Again, if they're not going for an FFXV/GTA/Witcher 3 style open-world set-up, but rather the "level by level" approach, then it would be much less work for SE to just restructure the game to remove any need to revisit old environments that aren't necessitated by the plot, and just restrict the player to the relevant environments for each part.
However, that sort of restriction at the end-game of the remake, would be the very antithesis of what I look for in an FF game, and that's why that would be a problem to me.
Again, I am not saying that the OG had an open-world set-up similar to FFXV - it decidedly did not.
I am saying that whether the remake chooses that approach or not is likely to tell us whether they game will feature cross-installment exploration or not.
I just don't understand your position that FFXII was less open than FFVII. And I disagree that it is absolutely an inexorable trend when XIII-2, Lightning Returns, and perhaps XV are all less linear than X and XIII.
I don't hold that position.
I hold that the removal of the world-map in all of this games, and the lack of a proper replacement such as an open world similar to that of FFXV has lead to some of the most lack-luster world-immersion in the FF series for me personally.
The central aspect of the argument though is simply that exploring the world of FFVII using chocobo's, Highwind etc. and being able to appreciate the scope of it by seeing the vista from outside of the smaller field environments while being able to revisit old locations at the end of the game has always been a main highlight of the game for me - as it was with all the other pre-X FF games too.
In choosing a smaller map-to-map set-up for the remake, if they do so, I don't see it as likely that the remake will recapture that.
And in that sense, FFXII is no different from the XIII saga, or X.
It has the exact same problem of limiting you to a smaller map (albeit bigger than the average FFX or FFXIII map) and then segueing you to a completely different map where thematic differences etc. have really abrupt transitions, separated only by a loading screen as you hit the map boarder.
I hate that. Sorry. That's just my opinion on the matter.
I'd hate for the remake to have you running from Midgar and then suddenly transitioning you to the much lusher and greener Kalm for instance, with no proper transitional map between them.
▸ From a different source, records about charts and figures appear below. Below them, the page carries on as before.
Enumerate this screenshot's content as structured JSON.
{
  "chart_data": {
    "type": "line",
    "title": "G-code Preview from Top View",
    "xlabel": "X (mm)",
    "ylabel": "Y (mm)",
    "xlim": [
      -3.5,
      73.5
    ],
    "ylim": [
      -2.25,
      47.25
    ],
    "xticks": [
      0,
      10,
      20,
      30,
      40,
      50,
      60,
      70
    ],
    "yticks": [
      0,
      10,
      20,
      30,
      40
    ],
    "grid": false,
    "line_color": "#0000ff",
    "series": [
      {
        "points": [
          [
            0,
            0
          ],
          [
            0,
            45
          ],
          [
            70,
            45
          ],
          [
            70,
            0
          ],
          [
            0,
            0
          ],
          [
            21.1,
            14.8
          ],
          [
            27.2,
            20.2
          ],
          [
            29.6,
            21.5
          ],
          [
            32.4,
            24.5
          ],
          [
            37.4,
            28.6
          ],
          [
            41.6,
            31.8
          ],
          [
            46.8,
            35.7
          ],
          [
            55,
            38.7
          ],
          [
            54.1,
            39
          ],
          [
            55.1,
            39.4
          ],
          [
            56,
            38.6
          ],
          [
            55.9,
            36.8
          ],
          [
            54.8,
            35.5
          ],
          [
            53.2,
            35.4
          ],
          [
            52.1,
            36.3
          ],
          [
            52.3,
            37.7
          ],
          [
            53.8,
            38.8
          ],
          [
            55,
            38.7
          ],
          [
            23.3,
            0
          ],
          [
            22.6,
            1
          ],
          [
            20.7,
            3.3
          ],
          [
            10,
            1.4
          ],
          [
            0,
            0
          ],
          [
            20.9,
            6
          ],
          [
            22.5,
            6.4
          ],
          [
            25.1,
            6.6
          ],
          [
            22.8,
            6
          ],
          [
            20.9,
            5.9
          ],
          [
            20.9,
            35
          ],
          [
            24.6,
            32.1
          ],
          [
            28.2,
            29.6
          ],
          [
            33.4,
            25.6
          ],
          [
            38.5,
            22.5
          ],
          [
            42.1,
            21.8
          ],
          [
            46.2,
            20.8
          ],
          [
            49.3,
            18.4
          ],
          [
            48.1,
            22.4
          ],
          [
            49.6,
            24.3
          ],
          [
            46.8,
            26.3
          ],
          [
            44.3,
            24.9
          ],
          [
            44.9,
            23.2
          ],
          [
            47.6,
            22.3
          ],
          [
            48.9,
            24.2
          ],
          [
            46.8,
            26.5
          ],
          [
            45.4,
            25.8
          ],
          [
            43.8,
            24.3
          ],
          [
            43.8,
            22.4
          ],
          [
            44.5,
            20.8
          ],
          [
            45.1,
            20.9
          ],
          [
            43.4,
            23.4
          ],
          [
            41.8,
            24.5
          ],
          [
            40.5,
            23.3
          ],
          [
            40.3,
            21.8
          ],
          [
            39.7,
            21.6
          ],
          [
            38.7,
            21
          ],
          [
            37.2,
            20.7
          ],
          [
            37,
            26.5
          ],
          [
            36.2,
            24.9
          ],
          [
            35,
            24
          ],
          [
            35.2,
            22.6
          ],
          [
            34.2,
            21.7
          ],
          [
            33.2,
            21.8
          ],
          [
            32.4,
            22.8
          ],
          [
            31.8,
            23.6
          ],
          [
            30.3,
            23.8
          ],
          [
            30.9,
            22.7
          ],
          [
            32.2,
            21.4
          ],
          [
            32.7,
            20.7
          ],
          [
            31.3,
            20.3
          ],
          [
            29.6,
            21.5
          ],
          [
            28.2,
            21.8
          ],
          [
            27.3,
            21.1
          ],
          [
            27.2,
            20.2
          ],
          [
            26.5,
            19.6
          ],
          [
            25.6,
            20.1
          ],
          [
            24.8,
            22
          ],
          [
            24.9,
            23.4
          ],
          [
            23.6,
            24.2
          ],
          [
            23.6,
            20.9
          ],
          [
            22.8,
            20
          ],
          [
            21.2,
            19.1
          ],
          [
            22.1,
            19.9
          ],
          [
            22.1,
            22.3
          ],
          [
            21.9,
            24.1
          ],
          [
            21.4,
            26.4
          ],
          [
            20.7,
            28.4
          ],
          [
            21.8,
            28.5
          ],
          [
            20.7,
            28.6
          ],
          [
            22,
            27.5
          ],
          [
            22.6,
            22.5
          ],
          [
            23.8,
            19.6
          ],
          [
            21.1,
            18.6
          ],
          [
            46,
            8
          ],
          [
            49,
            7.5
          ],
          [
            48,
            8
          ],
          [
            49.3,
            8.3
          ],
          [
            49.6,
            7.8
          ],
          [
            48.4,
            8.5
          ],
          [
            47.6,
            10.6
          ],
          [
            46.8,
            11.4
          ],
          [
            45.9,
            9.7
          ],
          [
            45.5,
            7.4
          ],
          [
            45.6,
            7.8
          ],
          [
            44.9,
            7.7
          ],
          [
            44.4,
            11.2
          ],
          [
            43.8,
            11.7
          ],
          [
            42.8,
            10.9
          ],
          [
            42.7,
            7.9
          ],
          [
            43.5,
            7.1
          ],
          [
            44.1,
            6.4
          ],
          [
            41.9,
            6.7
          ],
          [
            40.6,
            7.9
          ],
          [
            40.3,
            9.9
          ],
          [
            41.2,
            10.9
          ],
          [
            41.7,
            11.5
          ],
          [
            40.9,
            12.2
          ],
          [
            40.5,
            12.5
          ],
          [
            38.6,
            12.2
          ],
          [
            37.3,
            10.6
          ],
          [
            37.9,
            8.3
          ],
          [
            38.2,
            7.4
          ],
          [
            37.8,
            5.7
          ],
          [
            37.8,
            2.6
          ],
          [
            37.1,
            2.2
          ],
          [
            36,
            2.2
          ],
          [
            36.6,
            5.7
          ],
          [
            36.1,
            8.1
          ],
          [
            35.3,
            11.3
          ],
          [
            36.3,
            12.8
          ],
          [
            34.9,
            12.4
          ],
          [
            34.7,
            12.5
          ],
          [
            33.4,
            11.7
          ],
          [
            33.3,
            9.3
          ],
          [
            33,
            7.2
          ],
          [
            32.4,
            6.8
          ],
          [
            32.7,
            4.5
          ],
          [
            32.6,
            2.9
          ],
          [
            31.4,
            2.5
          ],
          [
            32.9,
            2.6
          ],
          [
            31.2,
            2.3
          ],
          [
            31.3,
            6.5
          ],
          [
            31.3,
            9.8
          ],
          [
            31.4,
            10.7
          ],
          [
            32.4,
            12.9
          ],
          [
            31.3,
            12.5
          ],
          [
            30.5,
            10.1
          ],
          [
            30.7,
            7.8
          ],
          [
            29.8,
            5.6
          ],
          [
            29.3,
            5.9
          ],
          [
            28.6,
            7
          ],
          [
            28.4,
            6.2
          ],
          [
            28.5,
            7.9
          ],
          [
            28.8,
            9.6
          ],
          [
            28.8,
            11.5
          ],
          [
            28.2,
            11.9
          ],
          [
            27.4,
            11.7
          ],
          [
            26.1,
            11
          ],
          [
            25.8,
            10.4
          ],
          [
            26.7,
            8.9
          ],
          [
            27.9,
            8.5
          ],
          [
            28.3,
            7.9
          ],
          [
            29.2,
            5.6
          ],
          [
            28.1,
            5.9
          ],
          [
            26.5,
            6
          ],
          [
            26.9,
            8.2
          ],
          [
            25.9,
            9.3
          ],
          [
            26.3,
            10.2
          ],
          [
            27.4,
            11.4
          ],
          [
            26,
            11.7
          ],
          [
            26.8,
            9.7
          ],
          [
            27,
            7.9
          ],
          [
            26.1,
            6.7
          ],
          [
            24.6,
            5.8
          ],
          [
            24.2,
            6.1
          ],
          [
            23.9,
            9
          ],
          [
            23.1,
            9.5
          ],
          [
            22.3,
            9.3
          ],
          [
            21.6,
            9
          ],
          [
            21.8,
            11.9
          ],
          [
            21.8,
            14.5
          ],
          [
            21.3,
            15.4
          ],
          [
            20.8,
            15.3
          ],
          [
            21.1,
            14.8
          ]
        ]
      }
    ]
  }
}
That's why the world-map system is so ingenious.
It bridges the gap from map to map, location to location in a way that captures the scope of the journey, and prepares you for what the next location will look and feel like, the same way open-world games in this generation does naturally just with camera work.
The mid-gen games from PS2 and up until now, did not manage to create this feeling because they decided to scrap a perfectly functioning system when they didn't really have a good alternative in the works yet, leaving us with worlds that IMO feel ridiculously small and cramped compared to the older games.